I am not drawn in by this argument for a number of reasons: for example, the Blood Angels Codex and the Black Templars Codex (or nearly any other pair of Codices) are generally acknowledged as not being at exactly the same power level, so - if trying to win is the only test of playing - using a weaker Codex means you are not a player. However, it did make me wonder (as I spend much more time collecting than playing) whether there is a point at which you cannot describe yourself as playing 40K any more?
My first thought was that, if a new Codex came out for your army, you were no longer playing that army if you did not take reasonable steps to obtain a copy (including borrowing it from someone and agreeing with your group you would stick with the old Codex). So, the same general rule could apply to 40K overall: if you do not have ready access to a main rulebook you are not playing.

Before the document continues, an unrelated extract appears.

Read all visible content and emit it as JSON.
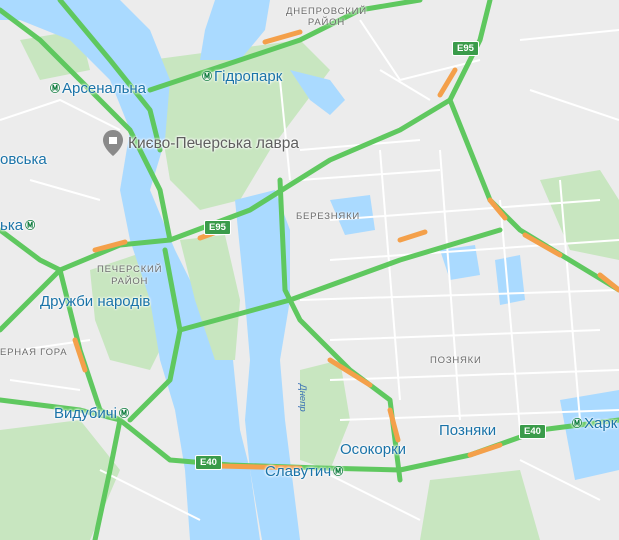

My next thought was how long it has been since you actually played a game. On the face of it, if you have not played for some time, you will at some point cease to be a player. However, this line did not seem as clear cut as it might initially. For example, if your job has you working night-shifts for six months, or travelling from place to place then it seems reasonable to not count the time you could not realistically play as having stopped playing. So maybe the separation is based not on how long it was since you played, but how long it was since you turned down an opportunity to play? Someone who is invited to several games, but does another hobby instead each time, might well have stopped playing.

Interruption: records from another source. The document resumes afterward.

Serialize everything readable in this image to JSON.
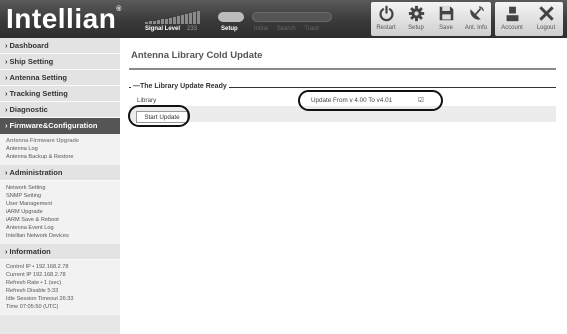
{
  "header": {
    "logo": "Intellian",
    "trademark": "®",
    "signal_label": "Signal Level",
    "signal_value": "233",
    "mode_label": "Setup",
    "status_words": [
      "Initial",
      "Search",
      "Track"
    ],
    "toolbar": [
      {
        "label": "Restart",
        "icon": "power-icon"
      },
      {
        "label": "Setup",
        "icon": "gear-icon"
      },
      {
        "label": "Save",
        "icon": "floppy-icon"
      },
      {
        "label": "Ant. Info",
        "icon": "satellite-dish-icon"
      },
      {
        "label": "Account",
        "icon": "user-icon"
      },
      {
        "label": "Logout",
        "icon": "close-icon"
      }
    ]
  },
  "sidebar": {
    "sections": [
      {
        "label": "Dashboard"
      },
      {
        "label": "Ship Setting"
      },
      {
        "label": "Antenna Setting"
      },
      {
        "label": "Tracking Setting"
      },
      {
        "label": "Diagnostic"
      },
      {
        "label": "Firmware&Configuration",
        "active": true
      }
    ],
    "firmware_items": [
      "Antenna Firmware Upgrade",
      "Antenna Log",
      "Antenna Backup & Restore"
    ],
    "admin_label": "Administration",
    "admin_items": [
      "Network Setting",
      "SNMP Setting",
      "User Management",
      "iARM Upgrade",
      "iARM Save & Reboot",
      "Antenna Event Log",
      "Intellian Network Devices"
    ],
    "info_label": "Information",
    "info_items": [
      "Control IP  •  192.168.2.78",
      "Current IP  192.168.2.78",
      "Refresh Rate •    1 (sec)",
      "Refresh Disable   5:33",
      "Idle Session Timeout  26:33",
      "Time  07:05:50 (UTC)"
    ]
  },
  "main": {
    "page_title": "Antenna Library Cold Update",
    "section_title": "The Library Update Ready",
    "library_label": "Library",
    "update_text": "Update From v 4.00 To v4.01",
    "checkbox_checked": true,
    "start_button": "Start Update"
  }
}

So, putting these thoughts together, a player would seem to be someone who usually takes the opportunity to play 40K when available.
Of course, the wider question is whether a guideline to who is or is not a player is of value. Many activities are different when actually done rather than considered theoretically: if playing 40K gives insights that cannot be found by extrapolating from the rulebook alone, then I feel it is useful to make the distinction.
Does anyone have a different dividing line? Or feel the distinction is irrelevant?